The Town Within Reach (Vietnamese: Thị xã trong tầm tay) is a 1983 Vietnamese war film directed by Đặng Nhật Minh, set in the context of the Sino-Vietnamese War. Filmed on the ruin of the border town of Lạng Sơn after China's troops withdrew, the film deals with the themes of betrayal and grief and contains propaganda messages. It helped Đặng Nhật Minh establish his career, containing his signature narrative of a love story that talks on personal and national levels.

== Plot ==
On a moving train, Hanoi-based journalist Vũ recalled the day he arrived in the border town of Lang Son to write a report about the Sino-Vietnamese War that took place shortly before. Most Vietnamese people were evacuated, although there were dead bodies hanging or lying after being shot. Vũ wandered around the ghost town, taking pictures and remembering the last time he came here to visit his girlfriend's family. He left Thanh after knowing that her father migrated to the South in 1954, an event that raised suspicion of political "impurity." Vũ wanted to advance in his career; therefore, he did not want a "stain" in his profile. Later, it turned out that her father left home not for political purposes but for a love affair. Vũ was ashamed of his cowardice and wanted to reconnect with Thanh. Walking around the town made his wish even stronger. He met several people in the town, and a young woman from the militia informed him about the place to which Thanh was evacuated. He also met a Japanese journalist and witnessed his death due to a bullet in the back. Vũ thought of his betrayal and went to find Thanh to make amends, only to see that she had moved on with another man.

== Cast ==

- Quế Hằng as Thanh
- Tất Bình as Vũ
- Đặng Nhật Minh as Takano

== Production ==
After the Sino-Vietnamese War ended, Dang Nhat Minh visited the town of Lang Son. The aftermath of the war made him heartbroken and angry, encouraging him to write a short story named "The Town Within Reach." Around 1980, he wrote a short story called "The Town Within Reach." It was published in the Văn Nghệ (Literature and Arts) magazine and won a prize, making him think about giving up on filmmaking to become a writer. However, not long after that, he met a scholar and close friend of his uncle Nguyen Hong Phong. This person encouraged him to make a film out of his own story.

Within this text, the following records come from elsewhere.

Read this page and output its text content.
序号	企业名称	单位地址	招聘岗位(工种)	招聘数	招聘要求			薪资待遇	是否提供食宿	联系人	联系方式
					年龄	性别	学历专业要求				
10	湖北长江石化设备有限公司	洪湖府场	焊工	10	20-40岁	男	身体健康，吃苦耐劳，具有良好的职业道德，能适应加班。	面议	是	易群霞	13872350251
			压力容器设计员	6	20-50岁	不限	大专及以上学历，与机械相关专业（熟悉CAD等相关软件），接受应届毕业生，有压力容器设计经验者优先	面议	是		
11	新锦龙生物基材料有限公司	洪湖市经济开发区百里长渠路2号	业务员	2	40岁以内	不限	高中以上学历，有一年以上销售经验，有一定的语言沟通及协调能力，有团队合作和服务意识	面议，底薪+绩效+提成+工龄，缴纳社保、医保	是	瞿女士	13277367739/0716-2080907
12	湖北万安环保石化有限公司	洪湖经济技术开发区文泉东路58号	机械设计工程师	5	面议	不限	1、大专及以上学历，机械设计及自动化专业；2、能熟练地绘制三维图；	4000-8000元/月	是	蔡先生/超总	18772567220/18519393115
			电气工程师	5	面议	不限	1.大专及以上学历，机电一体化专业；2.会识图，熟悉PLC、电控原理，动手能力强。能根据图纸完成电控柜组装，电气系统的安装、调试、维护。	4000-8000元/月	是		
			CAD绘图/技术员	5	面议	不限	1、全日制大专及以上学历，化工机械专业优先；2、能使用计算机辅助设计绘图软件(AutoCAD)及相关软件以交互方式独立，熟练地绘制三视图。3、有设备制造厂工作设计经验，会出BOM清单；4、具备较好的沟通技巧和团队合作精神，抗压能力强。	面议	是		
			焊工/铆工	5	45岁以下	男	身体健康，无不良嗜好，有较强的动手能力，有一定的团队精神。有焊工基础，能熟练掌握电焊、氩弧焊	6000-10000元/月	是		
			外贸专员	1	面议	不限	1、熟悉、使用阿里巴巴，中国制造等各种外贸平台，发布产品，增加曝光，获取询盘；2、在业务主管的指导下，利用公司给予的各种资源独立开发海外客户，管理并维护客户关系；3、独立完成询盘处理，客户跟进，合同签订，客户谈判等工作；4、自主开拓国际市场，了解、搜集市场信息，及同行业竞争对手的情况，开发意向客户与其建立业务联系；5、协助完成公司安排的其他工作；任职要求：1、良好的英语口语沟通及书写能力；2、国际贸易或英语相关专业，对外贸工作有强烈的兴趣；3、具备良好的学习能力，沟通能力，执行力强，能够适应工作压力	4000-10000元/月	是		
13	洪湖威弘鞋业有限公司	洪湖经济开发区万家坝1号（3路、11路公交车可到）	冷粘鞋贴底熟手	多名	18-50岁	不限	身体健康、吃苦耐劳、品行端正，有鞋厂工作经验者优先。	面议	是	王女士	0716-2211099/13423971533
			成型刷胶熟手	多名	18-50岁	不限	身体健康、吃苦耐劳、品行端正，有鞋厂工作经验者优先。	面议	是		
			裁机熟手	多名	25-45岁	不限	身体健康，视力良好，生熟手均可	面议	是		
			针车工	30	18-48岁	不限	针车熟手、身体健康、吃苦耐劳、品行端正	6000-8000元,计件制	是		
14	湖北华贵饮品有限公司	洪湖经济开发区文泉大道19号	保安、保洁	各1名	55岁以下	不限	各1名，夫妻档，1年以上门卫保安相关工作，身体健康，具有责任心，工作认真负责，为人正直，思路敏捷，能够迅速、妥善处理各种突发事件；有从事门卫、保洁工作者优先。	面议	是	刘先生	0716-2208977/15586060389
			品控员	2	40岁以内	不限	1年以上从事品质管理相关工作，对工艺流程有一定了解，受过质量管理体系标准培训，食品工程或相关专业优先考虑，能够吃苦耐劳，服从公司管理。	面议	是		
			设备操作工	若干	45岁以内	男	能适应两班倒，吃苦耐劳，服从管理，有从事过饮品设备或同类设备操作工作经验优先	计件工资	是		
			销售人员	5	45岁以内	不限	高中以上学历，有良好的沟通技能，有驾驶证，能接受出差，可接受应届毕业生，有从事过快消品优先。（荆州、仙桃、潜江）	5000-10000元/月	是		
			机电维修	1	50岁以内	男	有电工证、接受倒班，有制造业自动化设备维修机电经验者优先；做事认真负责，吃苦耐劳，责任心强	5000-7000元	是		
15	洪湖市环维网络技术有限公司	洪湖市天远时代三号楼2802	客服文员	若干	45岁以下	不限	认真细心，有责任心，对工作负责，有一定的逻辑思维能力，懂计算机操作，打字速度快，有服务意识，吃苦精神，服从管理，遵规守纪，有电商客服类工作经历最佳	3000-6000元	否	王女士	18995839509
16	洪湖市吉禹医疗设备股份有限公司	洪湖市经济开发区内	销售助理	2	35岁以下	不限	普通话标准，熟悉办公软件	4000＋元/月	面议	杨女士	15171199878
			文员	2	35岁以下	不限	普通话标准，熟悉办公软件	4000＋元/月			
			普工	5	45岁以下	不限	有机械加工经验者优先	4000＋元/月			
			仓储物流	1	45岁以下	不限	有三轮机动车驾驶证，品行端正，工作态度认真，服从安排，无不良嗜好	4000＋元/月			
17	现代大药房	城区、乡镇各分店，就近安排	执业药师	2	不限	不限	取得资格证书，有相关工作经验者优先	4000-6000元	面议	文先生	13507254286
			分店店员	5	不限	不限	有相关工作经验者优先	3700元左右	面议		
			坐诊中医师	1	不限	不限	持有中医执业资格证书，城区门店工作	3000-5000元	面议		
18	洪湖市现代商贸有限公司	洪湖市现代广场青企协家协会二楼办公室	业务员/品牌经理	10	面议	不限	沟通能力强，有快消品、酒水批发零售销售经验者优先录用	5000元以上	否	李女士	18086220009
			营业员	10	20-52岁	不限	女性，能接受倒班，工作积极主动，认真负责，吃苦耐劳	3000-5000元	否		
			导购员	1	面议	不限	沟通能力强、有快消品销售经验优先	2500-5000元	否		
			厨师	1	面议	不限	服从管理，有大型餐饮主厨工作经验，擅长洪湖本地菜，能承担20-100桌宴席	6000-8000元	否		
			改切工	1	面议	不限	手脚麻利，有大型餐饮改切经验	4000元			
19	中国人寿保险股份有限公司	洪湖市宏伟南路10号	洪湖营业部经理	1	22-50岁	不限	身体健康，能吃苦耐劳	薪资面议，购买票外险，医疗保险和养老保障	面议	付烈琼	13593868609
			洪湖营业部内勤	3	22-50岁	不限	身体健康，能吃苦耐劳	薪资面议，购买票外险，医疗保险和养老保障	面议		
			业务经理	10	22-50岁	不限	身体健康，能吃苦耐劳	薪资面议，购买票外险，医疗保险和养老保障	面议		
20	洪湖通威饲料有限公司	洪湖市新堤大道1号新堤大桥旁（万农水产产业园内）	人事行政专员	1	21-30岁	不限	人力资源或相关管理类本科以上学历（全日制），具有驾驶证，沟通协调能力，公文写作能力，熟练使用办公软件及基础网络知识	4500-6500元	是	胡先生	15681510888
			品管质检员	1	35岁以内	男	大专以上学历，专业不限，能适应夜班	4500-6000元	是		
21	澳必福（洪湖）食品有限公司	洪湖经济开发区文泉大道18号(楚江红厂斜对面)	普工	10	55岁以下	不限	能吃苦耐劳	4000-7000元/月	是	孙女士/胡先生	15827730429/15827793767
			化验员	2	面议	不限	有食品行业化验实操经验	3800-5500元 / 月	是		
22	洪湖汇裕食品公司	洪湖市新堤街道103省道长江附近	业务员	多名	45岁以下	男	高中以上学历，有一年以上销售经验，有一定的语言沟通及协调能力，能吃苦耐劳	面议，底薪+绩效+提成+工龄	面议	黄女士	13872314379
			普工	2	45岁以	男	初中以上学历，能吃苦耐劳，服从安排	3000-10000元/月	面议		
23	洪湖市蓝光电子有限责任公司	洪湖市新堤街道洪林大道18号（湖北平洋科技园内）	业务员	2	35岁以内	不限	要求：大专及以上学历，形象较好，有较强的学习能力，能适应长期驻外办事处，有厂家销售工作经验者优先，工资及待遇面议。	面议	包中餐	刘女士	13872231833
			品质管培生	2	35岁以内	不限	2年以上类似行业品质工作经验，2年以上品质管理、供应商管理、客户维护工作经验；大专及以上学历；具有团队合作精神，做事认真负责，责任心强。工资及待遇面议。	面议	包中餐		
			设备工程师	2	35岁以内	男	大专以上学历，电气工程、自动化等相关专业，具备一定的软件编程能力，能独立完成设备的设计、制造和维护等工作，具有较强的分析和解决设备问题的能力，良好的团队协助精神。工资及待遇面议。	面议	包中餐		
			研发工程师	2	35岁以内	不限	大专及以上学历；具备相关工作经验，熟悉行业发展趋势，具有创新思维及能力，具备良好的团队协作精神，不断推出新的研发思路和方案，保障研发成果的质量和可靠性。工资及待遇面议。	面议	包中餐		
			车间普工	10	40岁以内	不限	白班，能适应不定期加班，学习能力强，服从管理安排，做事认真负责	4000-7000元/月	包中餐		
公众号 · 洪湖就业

In August 1982, he and his film crew went to Lang Son to make the film. In his autobiography, he notes: "The town was in ruins, looking like a giant studio (for a war film) that one didn't need to stage it." Residents had not been allowed to return because mines are not entirely removed from the ground.

In the film, Dang Nhat Minh played the role of a Japanese journalist named Takano. He was a real person who died in Lang Son in March 1979. Dang Nhat Minh notes that he chose a Japanese student to play the role, but at the last minute, the Ministry of Foreign Affairs did not allow the student to go to a place that was still in a restless situation. It left Minh no other choice to play the role himself.

== Awards ==
The film won the Golden Lotus for Best Feature Film, the Award for Best Screenplay, and the Award for Best Cinematography at the 1983 Vietnam Film Festival. It was awarded the Hồ Chí Minh Prize in 2005.